Para o diretor da Vianna – empresa especializada na lapidação e produção

de joias com gemas brasileiras –, seu ponto forte é aliar este diferencial a um

design de joias único, muito particular. A empresa realiza um trabalho intensivo

para imprimir uma identidade forte à marca, através de um estilo de joias que

seja reconhecido por todos os clientes, tanto no mercado interno como externo.

Ainda com relação à identidade e ao reconhecimento da marca, o presidente da

Seven aponta a intensificação de investimentos em marketing, porque considera

este um dos pilares estratégicos da empresa.
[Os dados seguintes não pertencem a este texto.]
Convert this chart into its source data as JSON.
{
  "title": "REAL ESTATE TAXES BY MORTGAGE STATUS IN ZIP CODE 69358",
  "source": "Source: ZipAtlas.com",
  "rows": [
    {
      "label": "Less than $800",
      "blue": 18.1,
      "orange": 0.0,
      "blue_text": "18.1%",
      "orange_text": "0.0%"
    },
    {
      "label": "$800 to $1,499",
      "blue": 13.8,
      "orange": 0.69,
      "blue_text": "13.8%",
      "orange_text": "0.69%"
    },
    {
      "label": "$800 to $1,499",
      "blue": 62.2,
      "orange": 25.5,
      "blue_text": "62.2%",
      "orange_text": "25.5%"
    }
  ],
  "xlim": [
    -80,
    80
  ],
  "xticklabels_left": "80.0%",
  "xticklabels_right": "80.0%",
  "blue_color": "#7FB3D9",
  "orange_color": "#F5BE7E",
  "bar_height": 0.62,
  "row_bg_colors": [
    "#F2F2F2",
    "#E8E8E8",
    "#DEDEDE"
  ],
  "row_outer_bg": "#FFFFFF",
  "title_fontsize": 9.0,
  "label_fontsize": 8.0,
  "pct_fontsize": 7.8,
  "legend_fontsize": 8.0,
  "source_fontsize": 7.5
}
Como ponto fraco, cada empresa apresentou preocupações distintas,

como falta de capital para investimentos, necessidade de melhoria no

relacionamento com clientes e problemas de qualidade x prazo de entrega. O

diretor de criação da Manoel Bernardes aponta também questões relativas às

dimensões do nicho da empresa e aos aspectos intangíveis das joias:

Eu acho que o nosso produto está posicionado para um nicho de mercado. Então ele tem uma gama de oferta menor, não é um produto universal. Exige que o cliente compreenda a linguagem e faça esforços no sentido de posicionar esse produto dentro da própria loja. Se ele não fizer, perde grande parte do composto de design, do atributo importante que ele tem, já que o maior atributo não é o preço competitivo.

Para o diretor, a informalidade impede a profissionalização, o acesso à

tecnologia e à formação de uma equipe interna de profissionais. O grande

problema é pensar à curto prazo.

Questionadas sobre o conhecimento de seu público alvo, todas as

empresas responderam afirmativamente, ou seja, que têm esse público bem

focado, com seus produtos desenvolvidos para atendê-lo. O presidente da

Danielle chama a atenção para a transferência de poder da indústria para o

varejo:

E o que eu percebo hoje é essa transferência do poder para o varejo: ele me diz como quer comprar, como quer pagar, de que forma quer trabalhar [...]. E isso de certa forma tem fragilizado a indústria. O que eu vejo [...] é o consumidor tomando total domínio dessa situação. Agora, o varejo está refém do consumidor. Ele entra na internet, se instrui, se informa. Ele está pronto pra comprar.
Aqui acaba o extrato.